For years, Americans were told:

  • Processed food was fine

  • Seed oils were “heart-healthy”

  • Low-fat junk food was better than whole foods

  • Cereal counted as a balanced breakfast

Meanwhile:

  • Obesity skyrocketed

  • Diabetes surged

  • Autoimmune conditions increased

  • Childhood metabolic disorders became disturbingly common

So when a fast-food chain says: “Hey, maybe food should actually look like food again…”

People listen.

That’s what makes the Steak ’n Shake announcement bigger than fries. This is cultural. The company announced it would move away from industrial seed oils and begin cooking fries in beef tallow, something that would have sounded absurdly fringe just a few years ago. But under MAHA, traditional animal fats are being reframed as less processed and more historically aligned with how Americans ate before the explosion of ultra-processed food systems.

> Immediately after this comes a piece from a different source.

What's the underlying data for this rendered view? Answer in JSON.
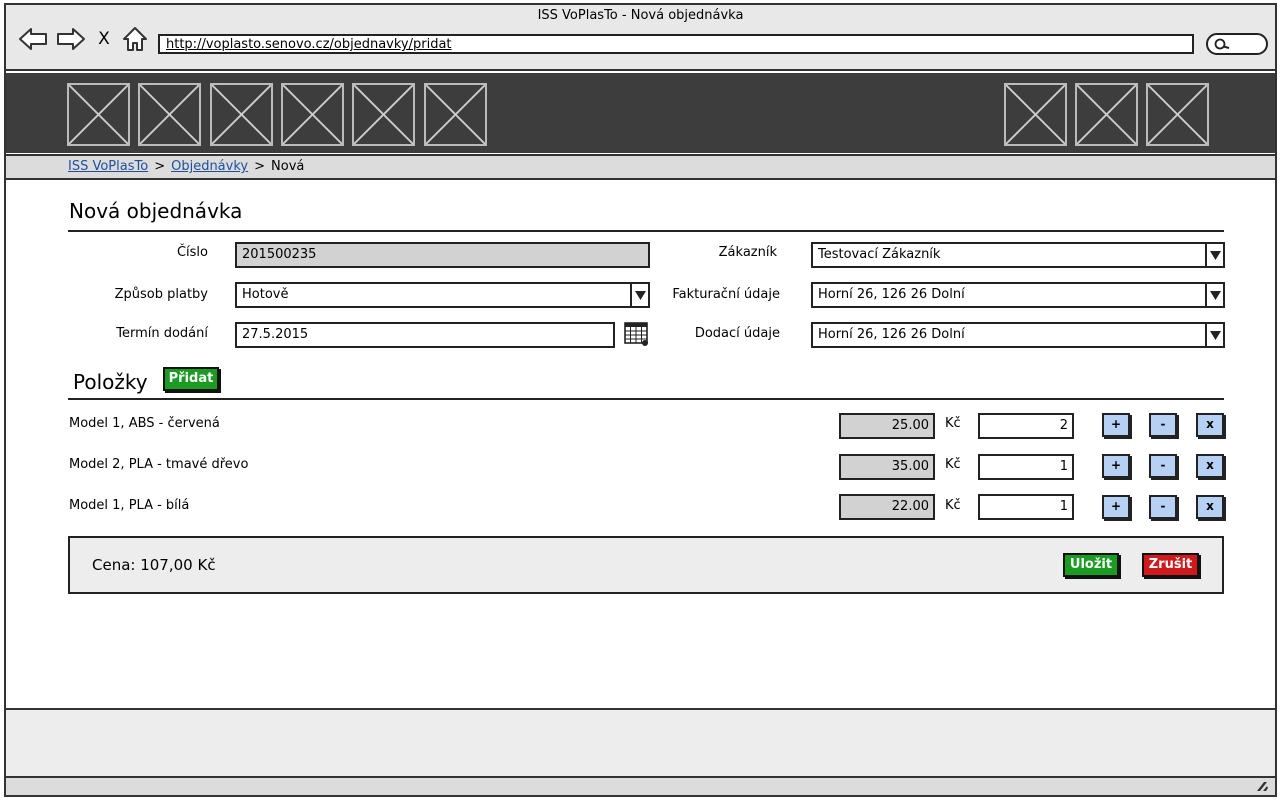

Then came the next headline: grass-fed beef.

Then: removing microwaves from locations.

Then: hiring a “Chief MAHA Officer” to oversee food integrity and ingredient transparency.

And suddenly, what looked like internet wellness discourse started becoming corporate strategy. That matters. Because MAHA is no longer just a political slogan or a soundbite. It’s becoming a market signal. A branding signal. A consumer signal.

People are beginning to associate “healthy” less with calorie-counting and chemically engineered “diet” food, and more with simplicity, ingredient transparency, and fewer industrial additives.

Frankly, this shift was overdue.

Now listen, nobody is claiming Steak ’n Shake suddenly became a health food store overnight. It’s still burgers and fries. So let’s just take a collective breath here real quick on that fact please.

The larger point is this: Americans are beginning to demand a different relationship with food.

Not perfection. Not tofu authoritarianism. Not eliminating joy. Just honesty. And that’s what makes this moment even more interesting. Because for the first time in a long time, major brands are realizing consumers may actually reward them for moving away from hyper-processed food culture instead of deeper into it.

The irony is almost comical.

For years, we Americans who asked questions about food additives, seed oils, or processed ingredients were mocked as conspiracy theorists. Now, billion-dollar brands are building entire campaigns around those same concerns. Funny how that works.

Whether Steak ’n Shake’s MAHA pivot becomes a long-term business success remains to be seen. But one thing is already clear: The conversation around food in America continues to change.

The MAHA movement was never just about fries, or vaccines, or food dyes; it’s about waking Americans up to what has been normalized for far too long.